ECLI:NL:RBROT:2025:10630 - Onvoldoende duidelijk studiekostenbeding rechtvaardigt geen inhouding op loon - 4 september 2025
Een werkgever mag geen studiekosten verrekenen met de eindafrekening als de terugbetalingsregeling onvoldoende duidelijk is. De kantonrechter oordeelt in kort geding dat een beding waarin geen specifiek bedrag is opgenomen, en de financiële gevolgen niet vooraf helder zijn uiteengezet, in een bodemprocedure waarschijnlijk geen stand houdt.

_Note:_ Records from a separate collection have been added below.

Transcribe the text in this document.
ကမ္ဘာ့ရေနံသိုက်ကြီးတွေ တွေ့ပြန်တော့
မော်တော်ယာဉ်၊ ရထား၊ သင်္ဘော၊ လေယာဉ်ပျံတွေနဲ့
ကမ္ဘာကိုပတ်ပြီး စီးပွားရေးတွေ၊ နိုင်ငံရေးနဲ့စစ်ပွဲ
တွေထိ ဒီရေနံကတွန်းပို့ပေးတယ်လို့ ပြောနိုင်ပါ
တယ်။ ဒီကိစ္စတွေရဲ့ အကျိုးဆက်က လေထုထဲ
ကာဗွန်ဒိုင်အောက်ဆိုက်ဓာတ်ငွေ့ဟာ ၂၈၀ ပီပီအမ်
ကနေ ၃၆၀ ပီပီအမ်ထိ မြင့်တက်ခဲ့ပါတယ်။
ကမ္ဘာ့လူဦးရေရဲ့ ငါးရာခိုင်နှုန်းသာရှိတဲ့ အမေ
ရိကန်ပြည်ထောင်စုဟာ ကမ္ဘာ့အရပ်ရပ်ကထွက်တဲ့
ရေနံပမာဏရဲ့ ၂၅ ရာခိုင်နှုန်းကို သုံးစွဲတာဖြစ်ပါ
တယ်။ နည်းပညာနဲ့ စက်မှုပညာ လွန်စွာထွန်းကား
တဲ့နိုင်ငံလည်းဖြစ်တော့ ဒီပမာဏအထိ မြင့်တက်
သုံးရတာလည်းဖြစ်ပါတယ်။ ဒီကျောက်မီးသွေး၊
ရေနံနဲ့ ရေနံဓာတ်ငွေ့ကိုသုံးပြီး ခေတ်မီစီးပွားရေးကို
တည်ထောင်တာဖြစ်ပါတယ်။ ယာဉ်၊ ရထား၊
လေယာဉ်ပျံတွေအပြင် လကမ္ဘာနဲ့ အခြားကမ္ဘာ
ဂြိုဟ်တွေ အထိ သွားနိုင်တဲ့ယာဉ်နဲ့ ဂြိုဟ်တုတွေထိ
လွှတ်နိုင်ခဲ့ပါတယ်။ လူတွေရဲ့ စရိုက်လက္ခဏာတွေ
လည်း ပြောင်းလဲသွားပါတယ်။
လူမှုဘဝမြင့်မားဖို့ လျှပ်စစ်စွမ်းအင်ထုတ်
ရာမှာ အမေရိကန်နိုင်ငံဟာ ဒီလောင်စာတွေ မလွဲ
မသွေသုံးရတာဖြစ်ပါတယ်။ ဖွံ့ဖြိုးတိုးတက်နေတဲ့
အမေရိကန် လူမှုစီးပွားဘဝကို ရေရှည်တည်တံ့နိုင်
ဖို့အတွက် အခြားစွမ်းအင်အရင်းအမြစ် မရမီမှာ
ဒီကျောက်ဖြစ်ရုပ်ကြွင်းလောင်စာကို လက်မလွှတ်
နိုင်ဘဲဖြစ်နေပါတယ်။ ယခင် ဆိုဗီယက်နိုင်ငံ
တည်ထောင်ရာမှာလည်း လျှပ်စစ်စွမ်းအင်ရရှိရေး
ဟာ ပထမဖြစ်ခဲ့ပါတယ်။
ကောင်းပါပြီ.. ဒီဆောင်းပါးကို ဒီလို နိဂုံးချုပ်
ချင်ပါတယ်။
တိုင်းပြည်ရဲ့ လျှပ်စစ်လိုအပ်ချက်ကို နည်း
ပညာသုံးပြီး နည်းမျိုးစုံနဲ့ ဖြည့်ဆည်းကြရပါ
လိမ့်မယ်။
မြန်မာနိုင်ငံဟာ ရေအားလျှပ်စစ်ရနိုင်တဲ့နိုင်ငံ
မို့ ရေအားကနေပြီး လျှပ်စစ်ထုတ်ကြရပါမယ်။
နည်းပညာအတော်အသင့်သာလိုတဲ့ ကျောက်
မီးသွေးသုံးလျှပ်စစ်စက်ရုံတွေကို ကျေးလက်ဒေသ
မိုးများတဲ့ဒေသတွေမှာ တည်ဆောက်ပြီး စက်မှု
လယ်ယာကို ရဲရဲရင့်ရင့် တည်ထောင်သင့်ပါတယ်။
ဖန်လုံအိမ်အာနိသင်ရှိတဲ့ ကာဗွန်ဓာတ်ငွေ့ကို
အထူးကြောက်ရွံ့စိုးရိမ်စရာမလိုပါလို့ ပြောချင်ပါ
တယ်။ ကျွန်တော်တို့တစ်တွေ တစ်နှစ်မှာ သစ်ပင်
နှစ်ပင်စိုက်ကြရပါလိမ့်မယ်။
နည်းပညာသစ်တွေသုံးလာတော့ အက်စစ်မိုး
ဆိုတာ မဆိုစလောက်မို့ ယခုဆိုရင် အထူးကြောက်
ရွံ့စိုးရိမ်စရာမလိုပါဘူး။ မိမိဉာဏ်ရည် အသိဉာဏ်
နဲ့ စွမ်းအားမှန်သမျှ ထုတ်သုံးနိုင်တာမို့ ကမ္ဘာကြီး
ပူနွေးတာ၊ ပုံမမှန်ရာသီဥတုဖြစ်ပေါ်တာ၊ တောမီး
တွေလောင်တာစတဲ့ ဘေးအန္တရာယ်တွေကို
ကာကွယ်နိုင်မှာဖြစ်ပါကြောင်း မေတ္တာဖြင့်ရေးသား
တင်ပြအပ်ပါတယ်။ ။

ECLI:NL:RBOVE:2025:5082 - Kantonrechter: loonbetaling door andere vennootschap doorbreekt arbeidsovereenkomst niet automatisch - 25 juli 2025
De kantonrechter oordeelt in kort geding dat een werknemer geen loon kan vorderen van zijn oorspronkelijke werkgever, omdat aannemelijk is dat de arbeidsovereenkomst is overgegaan naar een zusterbedrijf. Ook een beroep op onrechtmatig handelen via misbruik van identiteitsverschil of vereenzelviging wordt afgewezen.
ECLI:NL:RBMNE:2025:3507 - Verlengde loondoorbetaling na 104 weken ziekte afgedwongen in kort geding - 9 juli 2025
Een werkgever is in kort geding veroordeeld tot loonbetaling na afloop van de 104-wekenperiode, omdat partijen contractueel een verlenging waren overeengekomen. De kantonrechter matigt de wettelijke verhoging wegens financiële problemen van de werkgever tot nihil, maar wijst de loonvordering, rente en incassokosten wel toe.